London trusts have been placed in the following groups
Group one: Lewisham and Greenwich Trust.
Group two: London North West Healthcare Trust; Barts Health Trust; Barking, Havering and Redbridge University Hospitals; Royal Free London Foundation Trust; North Middlesex University Hospital Trust; The Hillingdon Hospital FT.
Group three: Croydon Health Services Trust; Whittington Health Trust; Kingston Hospital FT; Imperial College Healthcare Trust; University College Hospitals FT; Guy’s and St Thomas’s FT; St George’s University Hospitals FT; Chelsea and Westminster Hospital FT.
Group four: Homerton University Hospital FT; Epsom and St Helier University Hospitals Trust.

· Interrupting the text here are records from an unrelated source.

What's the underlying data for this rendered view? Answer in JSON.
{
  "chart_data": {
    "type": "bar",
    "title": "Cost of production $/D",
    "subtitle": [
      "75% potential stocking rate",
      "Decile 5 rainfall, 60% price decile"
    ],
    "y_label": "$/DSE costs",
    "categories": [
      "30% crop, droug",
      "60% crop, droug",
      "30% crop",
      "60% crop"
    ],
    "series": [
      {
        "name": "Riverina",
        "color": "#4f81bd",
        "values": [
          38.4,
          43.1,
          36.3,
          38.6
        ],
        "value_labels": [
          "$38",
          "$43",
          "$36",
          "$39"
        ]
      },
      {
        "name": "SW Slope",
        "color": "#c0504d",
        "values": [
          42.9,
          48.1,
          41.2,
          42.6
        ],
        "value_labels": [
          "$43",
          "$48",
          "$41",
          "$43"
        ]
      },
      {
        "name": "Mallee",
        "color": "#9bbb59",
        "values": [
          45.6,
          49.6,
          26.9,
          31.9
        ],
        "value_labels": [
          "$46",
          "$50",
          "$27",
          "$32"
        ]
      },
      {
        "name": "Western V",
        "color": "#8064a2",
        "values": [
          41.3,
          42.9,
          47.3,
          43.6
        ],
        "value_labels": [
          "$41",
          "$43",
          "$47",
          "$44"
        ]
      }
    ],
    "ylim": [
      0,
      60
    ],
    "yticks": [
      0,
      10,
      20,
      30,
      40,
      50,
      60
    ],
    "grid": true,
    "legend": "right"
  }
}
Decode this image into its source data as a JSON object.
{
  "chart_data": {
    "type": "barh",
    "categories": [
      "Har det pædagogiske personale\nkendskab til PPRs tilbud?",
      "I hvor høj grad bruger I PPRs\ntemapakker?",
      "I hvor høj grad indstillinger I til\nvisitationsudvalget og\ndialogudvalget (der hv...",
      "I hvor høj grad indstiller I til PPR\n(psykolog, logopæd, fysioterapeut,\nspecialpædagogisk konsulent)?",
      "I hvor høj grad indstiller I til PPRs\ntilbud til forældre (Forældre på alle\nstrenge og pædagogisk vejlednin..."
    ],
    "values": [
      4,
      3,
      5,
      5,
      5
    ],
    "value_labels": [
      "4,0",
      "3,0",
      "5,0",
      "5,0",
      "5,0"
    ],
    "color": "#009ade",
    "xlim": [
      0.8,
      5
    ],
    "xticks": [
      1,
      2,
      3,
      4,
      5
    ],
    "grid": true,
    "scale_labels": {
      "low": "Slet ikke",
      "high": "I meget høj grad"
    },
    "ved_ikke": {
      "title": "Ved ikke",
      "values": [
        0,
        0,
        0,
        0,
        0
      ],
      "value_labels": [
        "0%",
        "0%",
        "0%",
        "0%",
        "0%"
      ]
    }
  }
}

Concerns have been raised that the measures will push hospitals to take risks to try and get their overall performance back on track.
HSJ revealed that from April, sustainability and transformation fund money would only be made available to trusts hitting their A&E targets. HSJ understands NHS England and NHS Improvement have now effectively dropped routine financial penalties for many trusts in relation to elective and cancer waits.
Providers have also been told to ensure every hospital has a front door ‘streaming model’ by October, to keep unwanted patients out, linked to an additional £100m capital funding announced in the spring budget.